Biden Wants to Incentivize Inclusionary Zoning

Traditionally the purview of local governments, single-family zoning has come under fire as ‘exclusionary.’ Now, the federal government wants to encourage cities to loosen restrictions.

2 minute read

April 18, 2022, 9:00 AM PDT

By Diana Ionescu @aworkoffiction

Arizona Suburb

Tim Roberts Photography / Shutterstock

Although zoning has traditionally been left up to local jurisdictions, the housing crisis has prompted the federal government to join states in pushing for zoning reform that would loosen restrictions in single-family neighborhoods and create more desperately needed housing. According to Kery Murakami, “[President] Biden in his March 26 budget request for the next fiscal year called for creating a $10 billion state and local grant program meant to encourage and support zoning changes that would allow more kinds of housing to go up in what are often largely white and wealthier neighborhoods.”

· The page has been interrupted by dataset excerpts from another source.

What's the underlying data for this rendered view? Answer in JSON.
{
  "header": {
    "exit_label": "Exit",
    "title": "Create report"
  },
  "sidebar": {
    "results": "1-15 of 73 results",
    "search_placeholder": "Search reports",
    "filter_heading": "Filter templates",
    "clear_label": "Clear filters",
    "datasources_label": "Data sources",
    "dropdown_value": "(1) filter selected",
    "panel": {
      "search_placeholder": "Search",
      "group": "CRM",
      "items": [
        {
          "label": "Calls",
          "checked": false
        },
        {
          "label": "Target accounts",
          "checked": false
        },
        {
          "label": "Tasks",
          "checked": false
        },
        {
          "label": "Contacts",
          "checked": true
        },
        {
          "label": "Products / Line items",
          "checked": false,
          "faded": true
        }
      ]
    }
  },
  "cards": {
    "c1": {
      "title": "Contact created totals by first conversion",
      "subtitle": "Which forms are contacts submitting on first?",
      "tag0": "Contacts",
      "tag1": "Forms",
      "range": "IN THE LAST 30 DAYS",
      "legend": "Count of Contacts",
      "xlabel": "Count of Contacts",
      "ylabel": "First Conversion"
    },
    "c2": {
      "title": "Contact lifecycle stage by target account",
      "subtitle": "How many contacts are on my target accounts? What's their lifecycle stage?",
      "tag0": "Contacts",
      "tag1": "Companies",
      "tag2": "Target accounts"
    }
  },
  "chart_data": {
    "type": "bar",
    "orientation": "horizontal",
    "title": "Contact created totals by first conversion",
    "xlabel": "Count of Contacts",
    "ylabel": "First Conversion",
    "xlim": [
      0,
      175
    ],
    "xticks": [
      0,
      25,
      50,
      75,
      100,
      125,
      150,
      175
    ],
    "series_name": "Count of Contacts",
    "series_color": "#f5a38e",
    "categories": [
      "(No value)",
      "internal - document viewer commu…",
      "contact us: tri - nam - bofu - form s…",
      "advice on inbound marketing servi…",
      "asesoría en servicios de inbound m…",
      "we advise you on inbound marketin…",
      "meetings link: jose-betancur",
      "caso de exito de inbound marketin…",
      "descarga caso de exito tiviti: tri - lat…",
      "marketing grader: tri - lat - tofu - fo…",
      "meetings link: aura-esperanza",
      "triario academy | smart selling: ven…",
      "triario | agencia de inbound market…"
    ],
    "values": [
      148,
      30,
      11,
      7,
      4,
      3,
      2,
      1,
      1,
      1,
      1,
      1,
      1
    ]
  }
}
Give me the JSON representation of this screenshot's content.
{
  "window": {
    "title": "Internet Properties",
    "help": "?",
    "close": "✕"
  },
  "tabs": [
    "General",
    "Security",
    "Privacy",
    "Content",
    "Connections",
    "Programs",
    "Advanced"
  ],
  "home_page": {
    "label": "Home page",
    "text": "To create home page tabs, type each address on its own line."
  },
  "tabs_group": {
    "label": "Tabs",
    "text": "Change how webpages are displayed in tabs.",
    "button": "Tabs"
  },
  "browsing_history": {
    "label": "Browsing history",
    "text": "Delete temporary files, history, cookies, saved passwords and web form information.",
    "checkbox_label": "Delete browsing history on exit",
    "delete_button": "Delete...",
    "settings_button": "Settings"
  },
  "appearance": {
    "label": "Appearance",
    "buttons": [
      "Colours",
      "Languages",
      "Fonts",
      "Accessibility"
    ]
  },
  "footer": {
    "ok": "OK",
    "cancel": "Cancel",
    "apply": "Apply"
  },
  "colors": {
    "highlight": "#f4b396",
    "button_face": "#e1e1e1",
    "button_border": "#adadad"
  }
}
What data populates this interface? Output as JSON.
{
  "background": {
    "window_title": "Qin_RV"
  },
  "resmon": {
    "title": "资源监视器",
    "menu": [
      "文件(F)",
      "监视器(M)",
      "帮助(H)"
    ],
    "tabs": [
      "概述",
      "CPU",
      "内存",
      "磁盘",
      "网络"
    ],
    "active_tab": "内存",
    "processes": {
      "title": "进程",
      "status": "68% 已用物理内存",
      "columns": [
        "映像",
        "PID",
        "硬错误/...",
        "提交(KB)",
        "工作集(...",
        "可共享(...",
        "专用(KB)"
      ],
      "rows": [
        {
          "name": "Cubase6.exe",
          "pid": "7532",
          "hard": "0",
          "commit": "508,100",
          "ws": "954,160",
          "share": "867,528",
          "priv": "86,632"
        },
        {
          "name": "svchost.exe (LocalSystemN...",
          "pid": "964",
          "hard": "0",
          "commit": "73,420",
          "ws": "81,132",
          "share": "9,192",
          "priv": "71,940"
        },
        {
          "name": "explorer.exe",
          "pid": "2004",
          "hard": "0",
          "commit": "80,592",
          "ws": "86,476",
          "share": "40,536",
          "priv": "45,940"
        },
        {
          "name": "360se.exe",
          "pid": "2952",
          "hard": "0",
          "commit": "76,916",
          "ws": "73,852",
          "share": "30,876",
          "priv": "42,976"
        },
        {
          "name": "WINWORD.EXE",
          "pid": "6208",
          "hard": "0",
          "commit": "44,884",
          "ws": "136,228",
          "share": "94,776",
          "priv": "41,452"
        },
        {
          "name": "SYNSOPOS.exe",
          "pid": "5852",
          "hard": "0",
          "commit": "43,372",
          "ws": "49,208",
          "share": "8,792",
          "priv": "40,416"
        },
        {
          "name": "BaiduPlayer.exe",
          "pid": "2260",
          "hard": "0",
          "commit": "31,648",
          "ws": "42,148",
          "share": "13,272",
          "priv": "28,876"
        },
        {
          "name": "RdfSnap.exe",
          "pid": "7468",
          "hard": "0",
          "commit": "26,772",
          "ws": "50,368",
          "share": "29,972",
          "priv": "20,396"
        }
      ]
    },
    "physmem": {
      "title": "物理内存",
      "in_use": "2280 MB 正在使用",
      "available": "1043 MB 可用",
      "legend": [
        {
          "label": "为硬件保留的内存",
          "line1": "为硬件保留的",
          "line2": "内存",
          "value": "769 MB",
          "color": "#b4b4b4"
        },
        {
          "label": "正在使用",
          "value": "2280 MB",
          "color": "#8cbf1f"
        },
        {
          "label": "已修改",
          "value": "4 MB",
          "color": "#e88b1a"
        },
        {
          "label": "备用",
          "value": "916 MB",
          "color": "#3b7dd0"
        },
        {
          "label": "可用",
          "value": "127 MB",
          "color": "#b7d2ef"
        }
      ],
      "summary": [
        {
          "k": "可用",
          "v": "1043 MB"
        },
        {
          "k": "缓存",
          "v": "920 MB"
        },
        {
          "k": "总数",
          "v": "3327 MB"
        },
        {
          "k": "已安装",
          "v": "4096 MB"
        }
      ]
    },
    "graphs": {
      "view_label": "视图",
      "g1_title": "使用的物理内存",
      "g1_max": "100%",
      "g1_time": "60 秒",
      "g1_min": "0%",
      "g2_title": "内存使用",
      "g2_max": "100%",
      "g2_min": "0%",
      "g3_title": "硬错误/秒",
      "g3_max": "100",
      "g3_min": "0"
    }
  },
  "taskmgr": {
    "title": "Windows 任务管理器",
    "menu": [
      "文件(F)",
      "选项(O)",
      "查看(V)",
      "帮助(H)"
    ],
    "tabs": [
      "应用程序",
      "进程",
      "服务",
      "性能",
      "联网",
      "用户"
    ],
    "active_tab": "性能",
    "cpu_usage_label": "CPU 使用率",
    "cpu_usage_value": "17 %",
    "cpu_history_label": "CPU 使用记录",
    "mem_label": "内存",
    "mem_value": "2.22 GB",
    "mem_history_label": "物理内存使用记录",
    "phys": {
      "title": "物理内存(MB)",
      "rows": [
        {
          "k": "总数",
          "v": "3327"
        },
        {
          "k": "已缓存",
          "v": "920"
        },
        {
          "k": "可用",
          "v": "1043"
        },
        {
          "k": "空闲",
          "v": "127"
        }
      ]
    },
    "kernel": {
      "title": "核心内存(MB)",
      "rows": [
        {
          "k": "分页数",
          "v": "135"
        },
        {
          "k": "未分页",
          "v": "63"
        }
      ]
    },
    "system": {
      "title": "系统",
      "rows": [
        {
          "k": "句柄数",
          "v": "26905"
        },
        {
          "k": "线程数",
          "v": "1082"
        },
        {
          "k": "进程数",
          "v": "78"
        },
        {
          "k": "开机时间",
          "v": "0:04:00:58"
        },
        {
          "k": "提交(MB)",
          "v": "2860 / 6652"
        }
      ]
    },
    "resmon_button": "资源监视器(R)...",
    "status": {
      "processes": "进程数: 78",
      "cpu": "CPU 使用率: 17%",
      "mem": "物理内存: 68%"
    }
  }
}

In another shift from the earlier domestic spending legislation, Biden’s new proposal would pump federal funding for affordable housing, road, water and sewer improvements to those communities willing to revamp zoning codes. Money would also be available for costs like research and technical assistance to help places working on changes.

The proposals require approval from Congress, where support is mixed and “[t]he prospect of the federal government using tax dollars to try to influence local decisions that would change the nature of neighborhoods is controversial.” But “At a time when states and localities are struggling with a lack of affordable housing, the lure of more federal dollars could be enough to nudge governments towards zoning changes.” This “carrot” approach to promoting more inclusionary zoning stands in contrast to recently passed state laws that require cities to loosen zoning restrictions and approve higher-density developments to meet their housing needs.